- J. R. Williams and his horse Lizard
- Born: 30 March 1888 Nova Scotia, Canada
- Died: 17 June 1957 (aged 69) Pasadena, California
- Area(s): Cartoonist
- Notable works: Out Our Way

= J. R. Williams =

Canadian cartoonist

James Robert Williams (March 30, 1888 – June 17, 1957) was a Canadian cartoonist who signed his work J. R. Williams. He was best known for his long-run daily syndicated panel Out Our Way. As noted by Coulton Waugh in his 1947 book The Comics, anecdotal evidence indicated that more Williams' cartoons were clipped and saved than were other newspaper comics. A newspaper promotion of 1930 compared him to poets Eugene Field and James Whitcomb Riley.

==Early life==
Williams was born in Nova Scotia, Canada. When he was young, his family moved to Detroit, and he was 15 when he dropped out of school to work as an apprentice machinist in Ohio, soon relocating to Arkansas and Oklahoma, where he drifted about, sometimes working on ranches during a six-year period. He spent three years in the U.S. Cavalry.

Returning to Ohio, he married Lida Keith and settled into a steady job with a crane manufacturing firm, where he drew covers for the company's catalog. During his spare time, he created cartoons depicting ranch life and machine shop workers. He started submitting his work to newspaper syndicates, eventually receiving an offer from Newspaper Enterprise Association.

==Out Our Way begins==
Out Our Way first appeared in newspapers on March 20, 1922. The single-panel series introduced a variety of characters, including the cowboy Curly and ranch bookkeeper Wes, and soon led to a Sunday strip, Out Our Way with the Willets. His assistants on the strip were George Scarbo and Neg Cochran.
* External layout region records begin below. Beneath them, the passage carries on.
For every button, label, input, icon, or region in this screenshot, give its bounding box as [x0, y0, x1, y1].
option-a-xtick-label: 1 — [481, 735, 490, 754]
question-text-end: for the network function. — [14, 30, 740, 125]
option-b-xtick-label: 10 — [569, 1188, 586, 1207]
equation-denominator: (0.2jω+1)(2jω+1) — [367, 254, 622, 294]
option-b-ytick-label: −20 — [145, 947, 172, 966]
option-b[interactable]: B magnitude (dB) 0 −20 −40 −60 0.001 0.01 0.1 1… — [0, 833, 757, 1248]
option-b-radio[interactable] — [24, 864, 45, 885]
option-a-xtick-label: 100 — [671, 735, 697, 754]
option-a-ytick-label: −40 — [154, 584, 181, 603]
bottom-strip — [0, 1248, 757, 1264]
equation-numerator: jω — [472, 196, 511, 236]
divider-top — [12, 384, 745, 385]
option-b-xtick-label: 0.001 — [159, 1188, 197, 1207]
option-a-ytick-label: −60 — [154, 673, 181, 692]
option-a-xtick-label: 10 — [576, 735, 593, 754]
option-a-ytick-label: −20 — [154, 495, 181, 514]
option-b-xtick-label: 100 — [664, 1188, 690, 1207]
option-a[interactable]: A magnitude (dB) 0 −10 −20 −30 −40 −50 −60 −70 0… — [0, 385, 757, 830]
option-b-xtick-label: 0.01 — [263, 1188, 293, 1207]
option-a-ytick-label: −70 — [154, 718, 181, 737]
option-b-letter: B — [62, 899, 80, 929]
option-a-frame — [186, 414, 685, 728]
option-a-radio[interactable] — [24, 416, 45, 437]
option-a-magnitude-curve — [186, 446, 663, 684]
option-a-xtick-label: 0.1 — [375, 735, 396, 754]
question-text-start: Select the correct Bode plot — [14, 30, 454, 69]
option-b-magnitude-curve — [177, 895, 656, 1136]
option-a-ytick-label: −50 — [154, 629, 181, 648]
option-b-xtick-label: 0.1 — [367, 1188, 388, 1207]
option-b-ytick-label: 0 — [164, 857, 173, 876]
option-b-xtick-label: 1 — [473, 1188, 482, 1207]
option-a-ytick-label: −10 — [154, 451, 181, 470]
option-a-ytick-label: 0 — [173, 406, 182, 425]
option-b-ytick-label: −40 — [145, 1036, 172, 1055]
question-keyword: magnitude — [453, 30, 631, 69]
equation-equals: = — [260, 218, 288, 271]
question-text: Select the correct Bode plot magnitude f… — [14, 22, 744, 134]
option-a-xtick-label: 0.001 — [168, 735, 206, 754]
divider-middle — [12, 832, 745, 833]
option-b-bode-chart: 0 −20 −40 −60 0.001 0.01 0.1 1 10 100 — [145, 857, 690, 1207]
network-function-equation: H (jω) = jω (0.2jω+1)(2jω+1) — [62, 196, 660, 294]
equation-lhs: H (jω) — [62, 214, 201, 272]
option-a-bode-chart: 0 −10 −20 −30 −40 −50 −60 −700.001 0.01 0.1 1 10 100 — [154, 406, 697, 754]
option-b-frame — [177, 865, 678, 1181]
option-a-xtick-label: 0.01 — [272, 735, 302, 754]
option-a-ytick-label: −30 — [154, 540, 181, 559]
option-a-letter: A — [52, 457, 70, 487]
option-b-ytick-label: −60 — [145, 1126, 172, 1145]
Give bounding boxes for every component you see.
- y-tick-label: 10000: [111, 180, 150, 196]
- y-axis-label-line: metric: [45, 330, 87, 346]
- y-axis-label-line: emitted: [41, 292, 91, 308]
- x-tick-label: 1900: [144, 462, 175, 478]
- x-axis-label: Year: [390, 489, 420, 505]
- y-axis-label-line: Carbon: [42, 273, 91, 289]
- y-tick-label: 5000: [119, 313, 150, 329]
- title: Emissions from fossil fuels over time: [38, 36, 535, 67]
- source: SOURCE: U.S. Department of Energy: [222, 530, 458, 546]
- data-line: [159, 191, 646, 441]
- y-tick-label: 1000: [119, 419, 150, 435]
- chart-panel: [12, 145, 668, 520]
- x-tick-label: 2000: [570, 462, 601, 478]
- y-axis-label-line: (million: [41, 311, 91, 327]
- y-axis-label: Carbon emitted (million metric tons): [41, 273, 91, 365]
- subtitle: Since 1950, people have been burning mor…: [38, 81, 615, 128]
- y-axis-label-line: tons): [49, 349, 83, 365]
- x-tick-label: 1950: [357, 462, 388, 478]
Williams used Out Our Way as an umbrella title for several alternating series. These had recurring characters, such as Bull of the Woods about the boss of a machine shop and the small town family life in Why Mothers Get Gray. Don Markstein, in describing Williams' settings and themes, lists the other series subtitles:

Frequently-used settings reflected Williams's experiences before he became a cartoonist, and included factory floors, mechanic shops, and cattle ranches — in fact, cowboys and other ranch denizens appeared so frequently, it could almost have edged Little Joe out as comics' first successful western, if other settings hadn't been prominent as well. Family life and the adventures of small town boys were also common themes. Williams often used multiple large word balloons when the situation called for it, but if the picture stood on its own, didn't mind getting the words out of the way and using only a single short caption. He often re-used the same captions, such as Born Thirty Years Too Soon, Heroes Are Made, Not Born, Bull of the Woods and Why Mothers Get Gray. The Worry Wart was frequently used as a caption for panels starring a boy of about eight. Wart was one of several recurring characters, but the daily didn't have a regular star.

With 40 million readers by 1930, Williams was so successful that he bought his own ranch in Prescott, Arizona, where he rode about on his horse Lizard. He later moved to Pasadena, California. His cartoons and strips continued through the next two decades, appearing in more than 700 newspapers at their peak. They were collected in several books, and some were reprinted in Popular Comics. In 1956, the Worry Wart starred in a single issue of his own comic book, a Dell Four-Color titled Out Our Way with the Worry Wart. The following year, Williams died at age 69.

Out Our Way was continued by Neg Cochran, Paul Gringle, Ed Sullivan and others until 1977.

Publisher Leonard G. Lee of Canada's Algrove Publishing has reprinted Williams' work in more than a dozen volumes of their Classic Reprint Series. In addition to Out Our Way Sampler: 20s, 30s & 40s (2005), their catalog includes U.S. Cavalry Cartoons, The Bull of the Woods (six volumes) and Classic Cowboy Cartoons (four volumes).